There have been numerous studies examining why it is we like to watch horror films so I won’t get into speculating on that here, but for me the combination of thrills, subversion, and aesthetics has proven a potent one indeed. As a heavy metal devotee, the aesthetics part speaks for itself: Horror and heavy metal have been intertwined since the latter’s birth after all. With ‘thrills’ I refer not only to the visceral reaction inherent to the scenarios presented in horror cinema, but to the joy of seeing what formal techniques and innovations each filmmaker brings to table. Whether it’s John Carpenter’s unsettling compositions in Halloween draining daylit suburbia of all life and turning it into a nightmare dreamscape for Michael Myers to stalk, or Ari Aster’s use of colour and mounting tension in Hereditary, it’s been so rewarding seeing these artists play in the sandpit of horror (not with Midsommar, though, I’m sorry to say—I completely saw what that film was going for, and formally it was well executed, but it left me absolutely cold otherwise).
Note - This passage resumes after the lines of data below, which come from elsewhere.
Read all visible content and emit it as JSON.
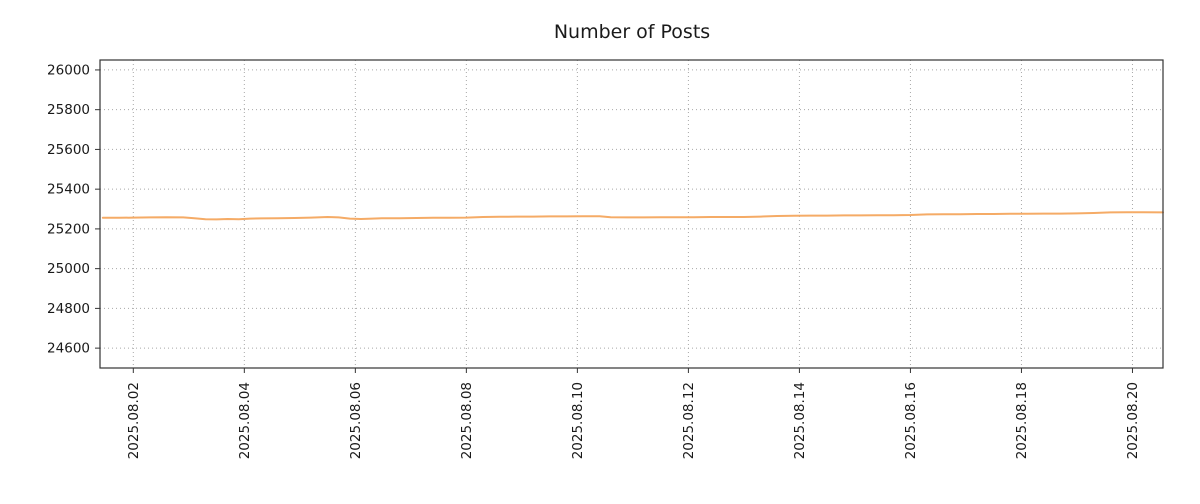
{
  "chart_data": {
    "type": "line",
    "title": "Number of Posts",
    "xlabel": "",
    "ylabel": "",
    "x_unit": "day of August 2025",
    "x": [
      1.45,
      1.75,
      2.0,
      2.3,
      2.6,
      2.9,
      3.1,
      3.3,
      3.5,
      3.7,
      3.9,
      4.1,
      4.3,
      4.6,
      4.9,
      5.2,
      5.5,
      5.7,
      5.9,
      6.1,
      6.3,
      6.5,
      6.8,
      7.1,
      7.4,
      7.7,
      8.0,
      8.3,
      8.6,
      8.9,
      9.2,
      9.5,
      9.8,
      10.1,
      10.4,
      10.6,
      10.9,
      11.2,
      11.5,
      11.8,
      12.1,
      12.4,
      12.7,
      13.0,
      13.3,
      13.6,
      13.9,
      14.2,
      14.5,
      14.8,
      15.1,
      15.4,
      15.7,
      16.0,
      16.3,
      16.6,
      16.9,
      17.2,
      17.5,
      17.8,
      18.1,
      18.4,
      18.7,
      19.0,
      19.3,
      19.6,
      19.9,
      20.2,
      20.55
    ],
    "values": [
      25256,
      25256,
      25257,
      25258,
      25259,
      25258,
      25254,
      25249,
      25248,
      25250,
      25249,
      25252,
      25253,
      25254,
      25255,
      25257,
      25260,
      25258,
      25252,
      25250,
      25252,
      25254,
      25254,
      25255,
      25256,
      25256,
      25257,
      25260,
      25261,
      25262,
      25262,
      25263,
      25263,
      25264,
      25264,
      25259,
      25258,
      25258,
      25259,
      25259,
      25259,
      25260,
      25260,
      25260,
      25262,
      25265,
      25266,
      25267,
      25267,
      25268,
      25268,
      25269,
      25269,
      25270,
      25273,
      25274,
      25274,
      25275,
      25275,
      25276,
      25276,
      25277,
      25277,
      25278,
      25280,
      25283,
      25284,
      25284,
      25283
    ],
    "xlim": [
      1.4,
      20.55
    ],
    "ylim": [
      24500,
      26050
    ],
    "yticks": [
      24600,
      24800,
      25000,
      25200,
      25400,
      25600,
      25800,
      26000
    ],
    "xticks": [
      {
        "value": 2,
        "label": "2025.08.02"
      },
      {
        "value": 4,
        "label": "2025.08.04"
      },
      {
        "value": 6,
        "label": "2025.08.06"
      },
      {
        "value": 8,
        "label": "2025.08.08"
      },
      {
        "value": 10,
        "label": "2025.08.10"
      },
      {
        "value": 12,
        "label": "2025.08.12"
      },
      {
        "value": 14,
        "label": "2025.08.14"
      },
      {
        "value": 16,
        "label": "2025.08.16"
      },
      {
        "value": 18,
        "label": "2025.08.18"
      },
      {
        "value": 20,
        "label": "2025.08.20"
      }
    ],
    "grid": true,
    "grid_style": "dotted",
    "legend": "none",
    "line_color": "#f5ab66",
    "grid_color": "#a8a8a8",
    "axis_color": "#333333",
    "text_color": "#1a1a1a",
    "background": "#ffffff"
  }
}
The subversion element is another that’s key to horror, and others have touched on why and charted just how the genre has often provided an outlet for social and political commentary that mainstream cinema will not touch. There’s a whole lot that can be said about the state of things in the language of blood and viscera, and I think that’s glorious. There’s another form of subversion that horror cinema trades in, however, that’s very appealing to me, especially now in the modern day, and that’s the genre’s status within the ecology of the film industry. In an era where the mid-budget film for adults—whether drama or comedy—has dramatically receded, its viability made precarious by the dominance of mega-budget superhero tentpoles, horror has continued to carve out a niche for itself as a platform for inventive filmmakers to tell original, often one-off stories, that grapple with serious issues and that are written for mature audiences to get their teeth into. I mentioned earlier how in my ignorance I used to view horror cinema as equivalent to a cheap amusement ride. That same analogy was used so memorably by the great Martin Scorsese not long ago to describe the big comic book event films that dominate the box office these days. He was right in his assessment; I, on the other hand, was so wrong, and I’m extremely happy that I’ve come to see the error of my ways.